聖王猊下でもできなかったことを、魔王猊下ならばできるかもしれないと、ツェイルは思ったのかもしれない。
「それでは、そのようなことができるのですか? 殿下の天恵を、正常に戻すことが」
できるのかと、思わず驚きながらユグドはシエスタに問う。
しかし。
「できぬから帰還したのだろうが」
さらりと、シエスタは否定した。
「サリヴァンはただの器となり果てた。本来ならば御せる力も、あれにはできぬ。それを治すなぞ不可能だ。器から溢れた水を戻せぬように、流れる川をせき止められぬように、つまりはそういうことだよ」
思わず、舌打ちしたくなる。やはりそうかと、そう易々と治せるものではないのだと、それほどまでに強大な力なのだと、悔しく思う。
「姫が、籠もられたのは、それを聞いたがゆえのこと……なんということか」
「おや……わたしはきみたちを悲しませているかな」
「いえ、陛下はなにも。ですが……姫は」
ツェイルにはつらく、そして悲しいことだろう。
ひとりで勝手な行動を取り、サリヴァンの怒気に中てられながらも貫いたその行為の結果が、聞きたくもなかっただろう残酷な言葉を与えられただけだったのだ。

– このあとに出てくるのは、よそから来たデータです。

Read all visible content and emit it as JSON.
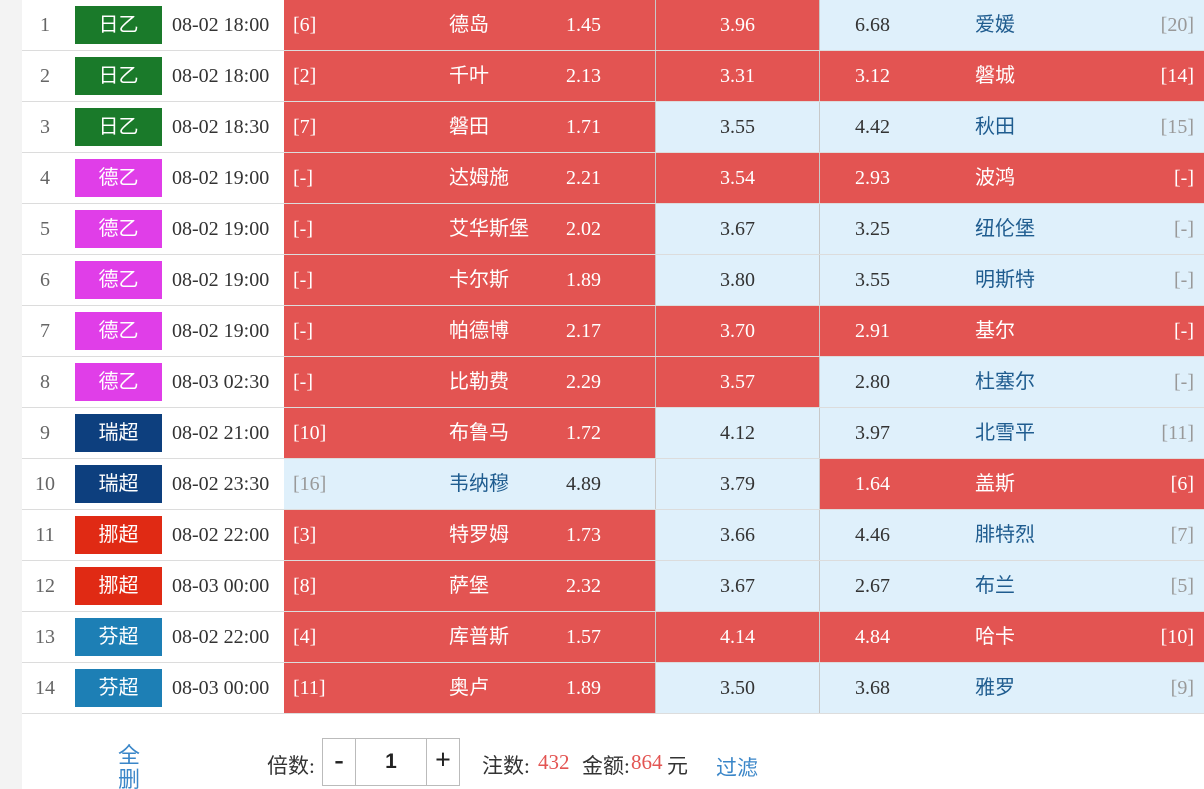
{
  "colors": {
    "selected": "#e35452",
    "unselected": "#dff0fb",
    "accent": "#3a86c8"
  },
  "matches": [
    {
      "num": "1",
      "league": "日乙",
      "league_color": "#1a7a2a",
      "time": "08-02 18:00",
      "home_rank": "[6]",
      "home": "德岛",
      "home_odds": "1.45",
      "draw_odds": "3.96",
      "away_odds": "6.68",
      "away": "爱媛",
      "away_rank": "[20]",
      "sel": [
        true,
        true,
        false
      ]
    },
    {
      "num": "2",
      "league": "日乙",
      "league_color": "#1a7a2a",
      "time": "08-02 18:00",
      "home_rank": "[2]",
      "home": "千叶",
      "home_odds": "2.13",
      "draw_odds": "3.31",
      "away_odds": "3.12",
      "away": "磐城",
      "away_rank": "[14]",
      "sel": [
        true,
        true,
        true
      ]
    },
    {
      "num": "3",
      "league": "日乙",
      "league_color": "#1a7a2a",
      "time": "08-02 18:30",
      "home_rank": "[7]",
      "home": "磐田",
      "home_odds": "1.71",
      "draw_odds": "3.55",
      "away_odds": "4.42",
      "away": "秋田",
      "away_rank": "[15]",
      "sel": [
        true,
        false,
        false
      ]
    },
    {
      "num": "4",
      "league": "德乙",
      "league_color": "#e03ee8",
      "time": "08-02 19:00",
      "home_rank": "[-]",
      "home": "达姆施",
      "home_odds": "2.21",
      "draw_odds": "3.54",
      "away_odds": "2.93",
      "away": "波鸿",
      "away_rank": "[-]",
      "sel": [
        true,
        true,
        true
      ]
    },
    {
      "num": "5",
      "league": "德乙",
      "league_color": "#e03ee8",
      "time": "08-02 19:00",
      "home_rank": "[-]",
      "home": "艾华斯堡",
      "home_odds": "2.02",
      "draw_odds": "3.67",
      "away_odds": "3.25",
      "away": "纽伦堡",
      "away_rank": "[-]",
      "sel": [
        true,
        false,
        false
      ]
    },
    {
      "num": "6",
      "league": "德乙",
      "league_color": "#e03ee8",
      "time": "08-02 19:00",
      "home_rank": "[-]",
      "home": "卡尔斯",
      "home_odds": "1.89",
      "draw_odds": "3.80",
      "away_odds": "3.55",
      "away": "明斯特",
      "away_rank": "[-]",
      "sel": [
        true,
        false,
        false
      ]
    },
    {
      "num": "7",
      "league": "德乙",
      "league_color": "#e03ee8",
      "time": "08-02 19:00",
      "home_rank": "[-]",
      "home": "帕德博",
      "home_odds": "2.17",
      "draw_odds": "3.70",
      "away_odds": "2.91",
      "away": "基尔",
      "away_rank": "[-]",
      "sel": [
        true,
        true,
        true
      ]
    },
    {
      "num": "8",
      "league": "德乙",
      "league_color": "#e03ee8",
      "time": "08-03 02:30",
      "home_rank": "[-]",
      "home": "比勒费",
      "home_odds": "2.29",
      "draw_odds": "3.57",
      "away_odds": "2.80",
      "away": "杜塞尔",
      "away_rank": "[-]",
      "sel": [
        true,
        true,
        false
      ]
    },
    {
      "num": "9",
      "league": "瑞超",
      "league_color": "#0d3f7e",
      "time": "08-02 21:00",
      "home_rank": "[10]",
      "home": "布鲁马",
      "home_odds": "1.72",
      "draw_odds": "4.12",
      "away_odds": "3.97",
      "away": "北雪平",
      "away_rank": "[11]",
      "sel": [
        true,
        false,
        false
      ]
    },
    {
      "num": "10",
      "league": "瑞超",
      "league_color": "#0d3f7e",
      "time": "08-02 23:30",
      "home_rank": "[16]",
      "home": "韦纳穆",
      "home_odds": "4.89",
      "draw_odds": "3.79",
      "away_odds": "1.64",
      "away": "盖斯",
      "away_rank": "[6]",
      "sel": [
        false,
        false,
        true
      ]
    },
    {
      "num": "11",
      "league": "挪超",
      "league_color": "#e02a14",
      "time": "08-02 22:00",
      "home_rank": "[3]",
      "home": "特罗姆",
      "home_odds": "1.73",
      "draw_odds": "3.66",
      "away_odds": "4.46",
      "away": "腓特烈",
      "away_rank": "[7]",
      "sel": [
        true,
        false,
        false
      ]
    },
    {
      "num": "12",
      "league": "挪超",
      "league_color": "#e02a14",
      "time": "08-03 00:00",
      "home_rank": "[8]",
      "home": "萨堡",
      "home_odds": "2.32",
      "draw_odds": "3.67",
      "away_odds": "2.67",
      "away": "布兰",
      "away_rank": "[5]",
      "sel": [
        true,
        false,
        false
      ]
    },
    {
      "num": "13",
      "league": "芬超",
      "league_color": "#1d7fb5",
      "time": "08-02 22:00",
      "home_rank": "[4]",
      "home": "库普斯",
      "home_odds": "1.57",
      "draw_odds": "4.14",
      "away_odds": "4.84",
      "away": "哈卡",
      "away_rank": "[10]",
      "sel": [
        true,
        true,
        true
      ]
    },
    {
      "num": "14",
      "league": "芬超",
      "league_color": "#1d7fb5",
      "time": "08-03 00:00",
      "home_rank": "[11]",
      "home": "奥卢",
      "home_odds": "1.89",
      "draw_odds": "3.50",
      "away_odds": "3.68",
      "away": "雅罗",
      "away_rank": "[9]",
      "sel": [
        true,
        false,
        false
      ]
    }
  ],
  "footer": {
    "clear_all": "全删",
    "multiplier_label": "倍数:",
    "minus": "-",
    "plus": "+",
    "multiplier_value": "1",
    "bets_label": "注数:",
    "bets_value": "432",
    "amount_label": "金额:",
    "amount_value": "864",
    "amount_unit": "元",
    "filter": "过滤"
  }
}
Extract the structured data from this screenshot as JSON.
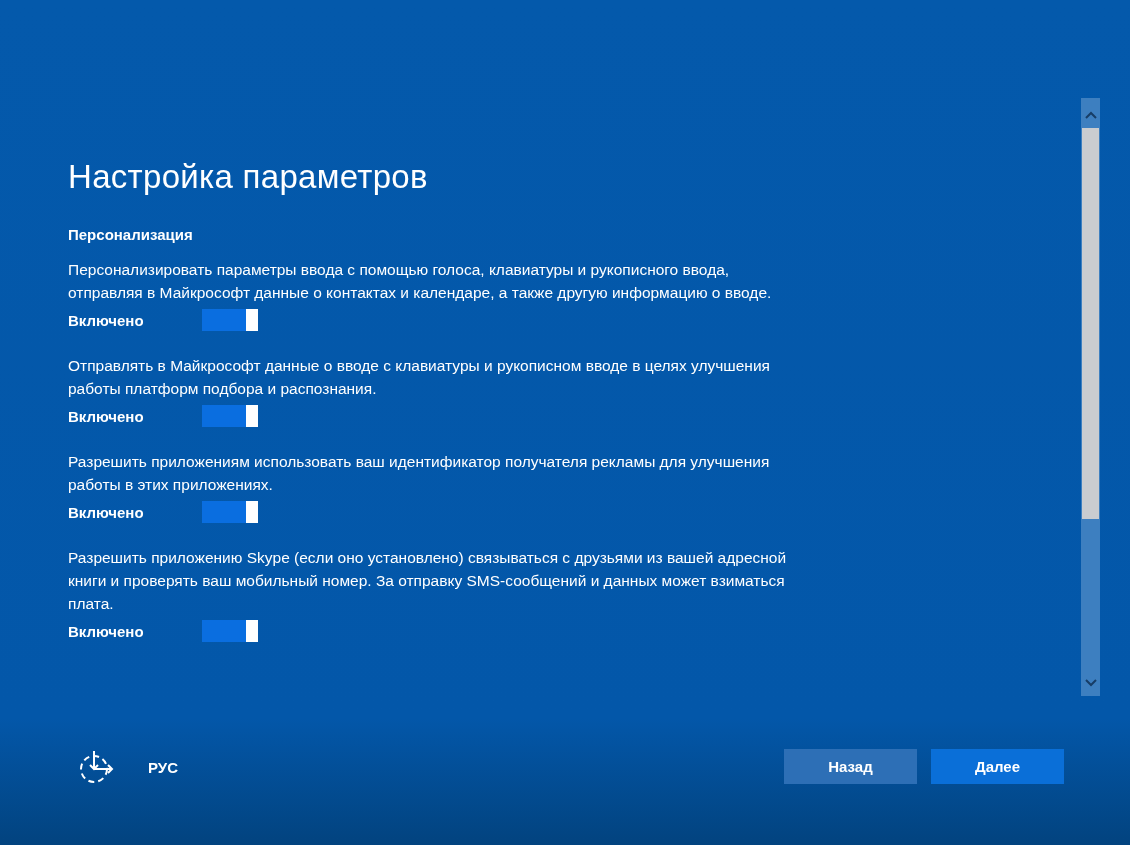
{
  "title": "Настройка параметров",
  "section": {
    "heading": "Персонализация",
    "settings": [
      {
        "description": "Персонализировать параметры ввода с помощью голоса, клавиатуры и рукописного ввода, отправляя в Майкрософт данные о контактах и календаре, а также другую информацию о вводе.",
        "state_label": "Включено",
        "on": true
      },
      {
        "description": "Отправлять в Майкрософт данные о вводе с клавиатуры и рукописном вводе в целях улучшения работы платформ подбора и распознания.",
        "state_label": "Включено",
        "on": true
      },
      {
        "description": "Разрешить приложениям использовать ваш идентификатор получателя рекламы для улучшения работы в этих приложениях.",
        "state_label": "Включено",
        "on": true
      },
      {
        "description": "Разрешить приложению Skype (если оно установлено) связываться с друзьями из вашей адресной книги и проверять ваш мобильный номер. За отправку SMS-сообщений и данных может взиматься плата.",
        "state_label": "Включено",
        "on": true
      }
    ]
  },
  "footer": {
    "language": "РУС",
    "buttons": [
      {
        "label": "Назад",
        "kind": "secondary"
      },
      {
        "label": "Далее",
        "kind": "primary"
      }
    ]
  }
}
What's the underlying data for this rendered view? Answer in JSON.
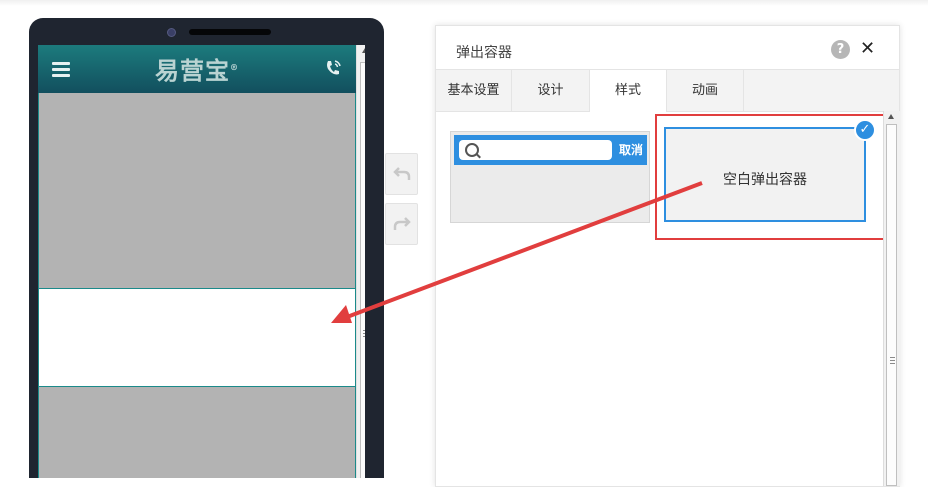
{
  "phone": {
    "brand": "易营宝",
    "brand_mark": "®",
    "icons": {
      "menu": "hamburger-menu-icon",
      "call": "phone-call-icon"
    }
  },
  "side_buttons": {
    "undo_icon": "undo-icon",
    "redo_icon": "redo-icon"
  },
  "dialog": {
    "title": "弹出容器",
    "help_label": "?",
    "close_label": "✕",
    "tabs": [
      {
        "label": "基本设置",
        "active": false
      },
      {
        "label": "设计",
        "active": false
      },
      {
        "label": "样式",
        "active": true
      },
      {
        "label": "动画",
        "active": false
      }
    ],
    "styles": [
      {
        "name": "search-style",
        "cancel_text": "取消"
      },
      {
        "name": "blank-style",
        "label": "空白弹出容器",
        "selected": true,
        "check": "✓"
      }
    ]
  },
  "colors": {
    "accent_blue": "#2e8fe0",
    "highlight_red": "#e13e3e",
    "phone_header_teal": "#1c7b7d",
    "phone_body": "#1f2530"
  }
}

今ここでシエスタが言っていることは憶測でしかなくとも、シエスタの思考が導き出したものだ。間違ってはいない。
だからこそ、ツェイルはサリヴァンの天恵を治したくて飛び出したのだと、知ることができた。
ラクウィルが口を閉ざした理由はこれだったのだ。
「一つ訊きたい」
「……は、なんなりと」
怪訝そうな顔をしたシエスタが、次に述べた言葉に、ユグドもツァインも、ナイレンも目を見開いた。